Indian Economic Development:
Relationship to EDA Grants and Self-determination Contracting Is Mixed
GAO-04-847, Sep 8, 2004
American Indians and Alaska Natives generally face worse economic conditions than the rest of the U.S. population. The Economic Development Administration (EDA) within the Department of Commerce provides grants to distressed communities, including to American Indian tribes and Alaska Native entities, to generate employment and stimulate economic growth. Because data on how these EDA grants helped tribes was not publicly available, GAO analyzed all EDA grants made to Indian tribes from 1993-2002 and determined what economic development resulted. Tribes also enter into self-governance and other contracting arrangements with two federal agencies--the Bureau of Indian Affairs (BIA) and the Indian Health Service--to assume the management of individual services, including law enforcement, education, social services, and road maintenance. GAO also analyzed the relationship between changes in tribes' economic profile and the extent to which they had self-governance or contracting arrangements to perform their own services. BIA and EDA provided comments on a draft of this report. BIA generally agreed with GAO's conclusions. EDA took issue with GAO's characterization of the relative success of EDA grant programs.
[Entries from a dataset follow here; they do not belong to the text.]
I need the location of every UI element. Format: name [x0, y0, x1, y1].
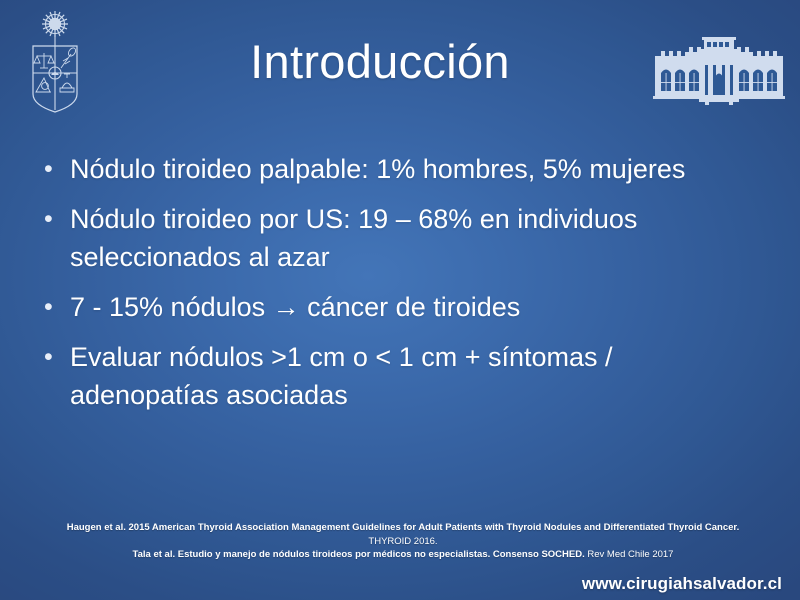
citation-1-bold: Haugen et al. 2015 American Thyroid Asso…: [67, 522, 740, 533]
citation-1-journal: THYROID 2016.: [368, 536, 437, 547]
list-item: • Nódulo tiroideo por US: 19 – 68% en in…: [36, 200, 766, 276]
bullet-text: Nódulo tiroideo palpable: 1% hombres, 5%…: [70, 150, 766, 188]
slide-title: Introducción: [120, 36, 640, 88]
citation-2-journal: Rev Med Chile 2017: [585, 549, 674, 560]
citation-2-bold: Tala et al. Estudio y manejo de nódulos …: [133, 549, 585, 560]
list-item: • Evaluar nódulos >1 cm o < 1 cm + sínto…: [36, 338, 766, 414]
bullet-point-icon: •: [36, 288, 70, 326]
bullet-text: Nódulo tiroideo por US: 19 – 68% en indi…: [70, 200, 766, 276]
list-item: • 7 - 15% nódulos → cáncer de tiroides: [36, 288, 766, 326]
bullet-point-icon: •: [36, 338, 70, 376]
website-url[interactable]: www.cirugiahsalvador.cl: [582, 574, 782, 594]
list-item: • Nódulo tiroideo palpable: 1% hombres, …: [36, 150, 766, 188]
bullet-point-icon: •: [36, 200, 70, 238]
universidad-de-chile-crest-icon: [20, 6, 90, 118]
bullet-text: 7 - 15% nódulos → cáncer de tiroides: [70, 288, 766, 326]
citation-block: Haugen et al. 2015 American Thyroid Asso…: [58, 521, 748, 562]
hospital-del-salvador-building-icon: [645, 33, 793, 111]
bullet-point-icon: •: [36, 150, 70, 188]
bullet-text: Evaluar nódulos >1 cm o < 1 cm + síntoma…: [70, 338, 766, 414]
bullet-list: • Nódulo tiroideo palpable: 1% hombres, …: [36, 150, 766, 426]
presentation-slide: Introducción • Nódulo tiroideo palpable:…: [0, 0, 800, 600]
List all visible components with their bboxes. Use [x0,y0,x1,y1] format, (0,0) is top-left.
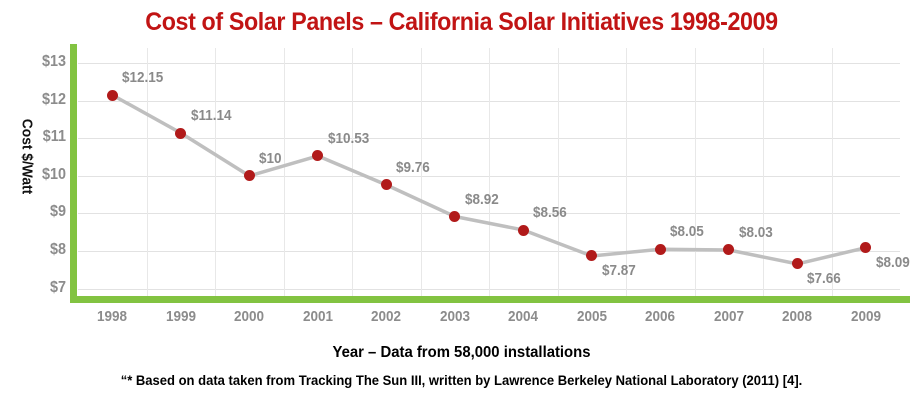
x-axis-tick-label: 2009 [835,308,896,325]
source-note: “* Based on data taken from Tracking The… [32,372,890,388]
data-point-marker[interactable] [655,244,666,255]
x-axis-tick-label: 2002 [356,308,417,325]
data-point-label: $8.03 [739,224,773,241]
gridline-vertical [832,48,833,300]
y-axis-line [70,44,77,303]
y-axis-tick-label: $7 [12,279,66,297]
y-axis-title: Cost $/Watt [19,106,36,207]
data-point-label: $9.76 [396,159,430,176]
gridline-vertical [215,48,216,300]
data-point-marker[interactable] [175,128,186,139]
gridline-vertical [489,48,490,300]
data-point-label: $8.92 [465,191,499,208]
x-axis-line [70,296,910,303]
x-axis-title: Year – Data from 58,000 installations [32,344,890,362]
x-axis-tick-label: 1999 [150,308,211,325]
x-axis-tick-label: 2004 [493,308,554,325]
plot-area [78,48,900,300]
data-point-label: $12.15 [122,69,163,86]
gridline-vertical [695,48,696,300]
gridline-vertical [352,48,353,300]
gridline-vertical [763,48,764,300]
y-axis-tick-label: $13 [12,53,66,71]
data-point-label: $10.53 [328,130,369,147]
x-axis-tick-label: 2007 [698,308,759,325]
x-axis-tick-label: 2000 [219,308,280,325]
data-point-label: $10 [259,150,282,167]
data-point-label: $8.09 [876,254,910,271]
data-point-label: $8.56 [533,204,567,221]
x-axis-tick-label: 1998 [82,308,143,325]
x-axis-tick-label: 2005 [561,308,622,325]
data-point-label: $8.05 [670,223,704,240]
x-axis-tick-label: 2008 [767,308,828,325]
data-point-label: $7.66 [807,270,841,287]
gridline-vertical [284,48,285,300]
data-point-marker[interactable] [107,90,118,101]
x-axis-tick-label: 2001 [287,308,348,325]
x-axis-tick-label: 2003 [424,308,485,325]
gridline-vertical [558,48,559,300]
data-point-marker[interactable] [518,225,529,236]
y-axis-tick-label: $8 [12,241,66,259]
x-axis-tick-label: 2006 [630,308,691,325]
data-point-label: $7.87 [602,262,636,279]
data-point-label: $11.14 [191,107,232,124]
solar-panel-cost-chart: Cost of Solar Panels – California Solar … [0,0,923,400]
chart-title: Cost of Solar Panels – California Solar … [32,8,890,37]
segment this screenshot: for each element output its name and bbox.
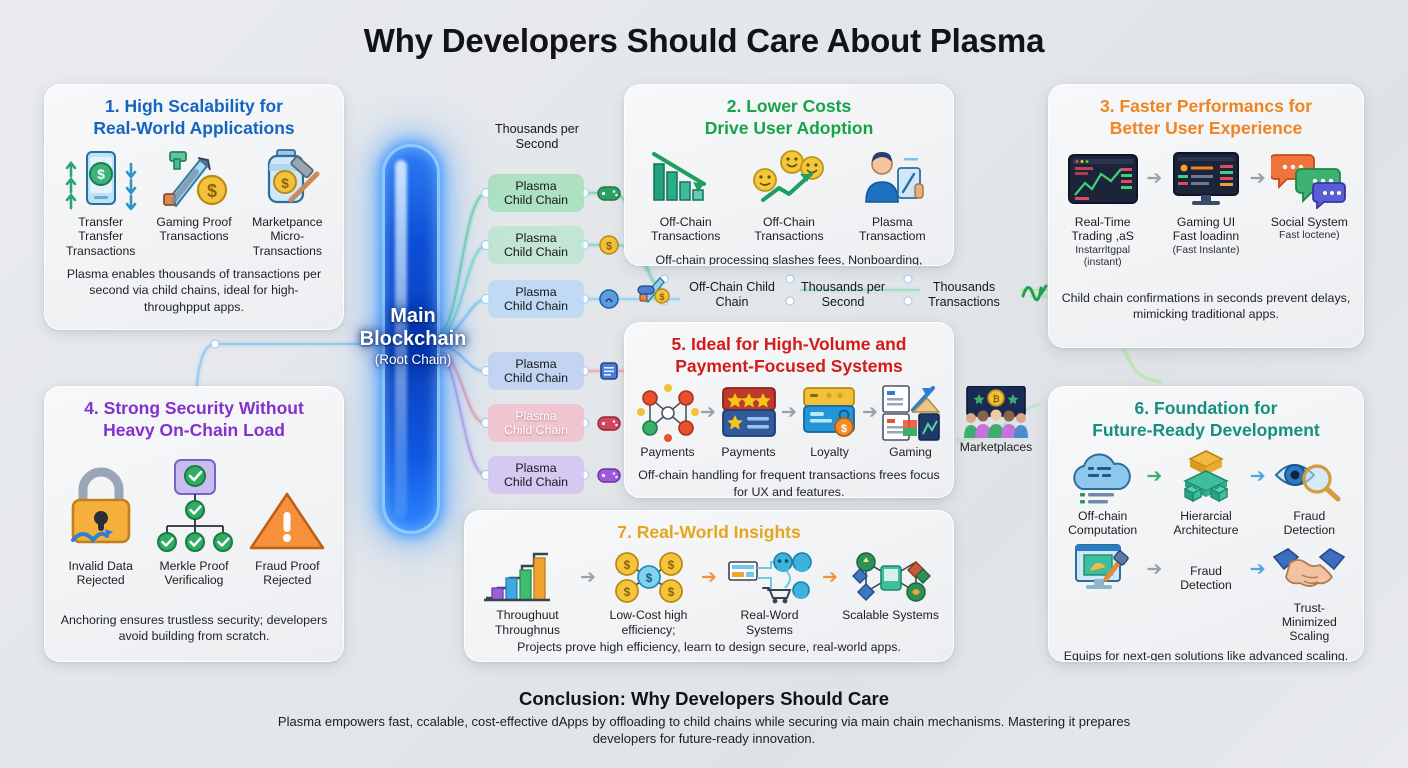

Indian tribes have used EDA grants to create businesses, build roads and other infrastructure, and create economic development plans, but these grants have had mixed success in generating jobs, income, and private sector investment. From 1993 to 2002, 143 Indian tribes and tribal organizations received $112 million in EDA grants, but this represented a small portion of EDA's awards to all organizations. Of the total amount awarded to Indian tribes or Alaska Native entities, $54 million was used to fund 63 enterprise projects designed to create income and jobs. Of the 59 projects GAO collected data on, 25 had not yet begun operating, and 3 others had just been completed and no results were available. Of the 31 operational projects, tribal officials reported that about half were profitable or were covering their costs, and the remainder were being subsidized or had failed. Most had resulted in the creation of 10 or fewer jobs, and few had attracted private sector investment. EDA also provided $22 million in grants to tribes for infrastructure projects, such as roads and sewer systems, $30 million in grants to assist tribes with economic planning, and $5 million for loan funds and business development. Almost all of the 219 federally recognized tribes with available data had entered into either contracts or self-governance compacts to operate their own tribal programs and services. Based on GAO's analysis of U.S. Census Bureau data, tribes that had self-governance arrangements or were engaging in higher levels of contracting showed greater gains on average in employment levels from 1990 to 2000 compared with tribes that were contracting less. However, the change in per capita income or the percentage of tribal individuals with incomes above poverty levels over this period was not statistically different for self-governance or high-contracting tribes compared with low-contracting tribes.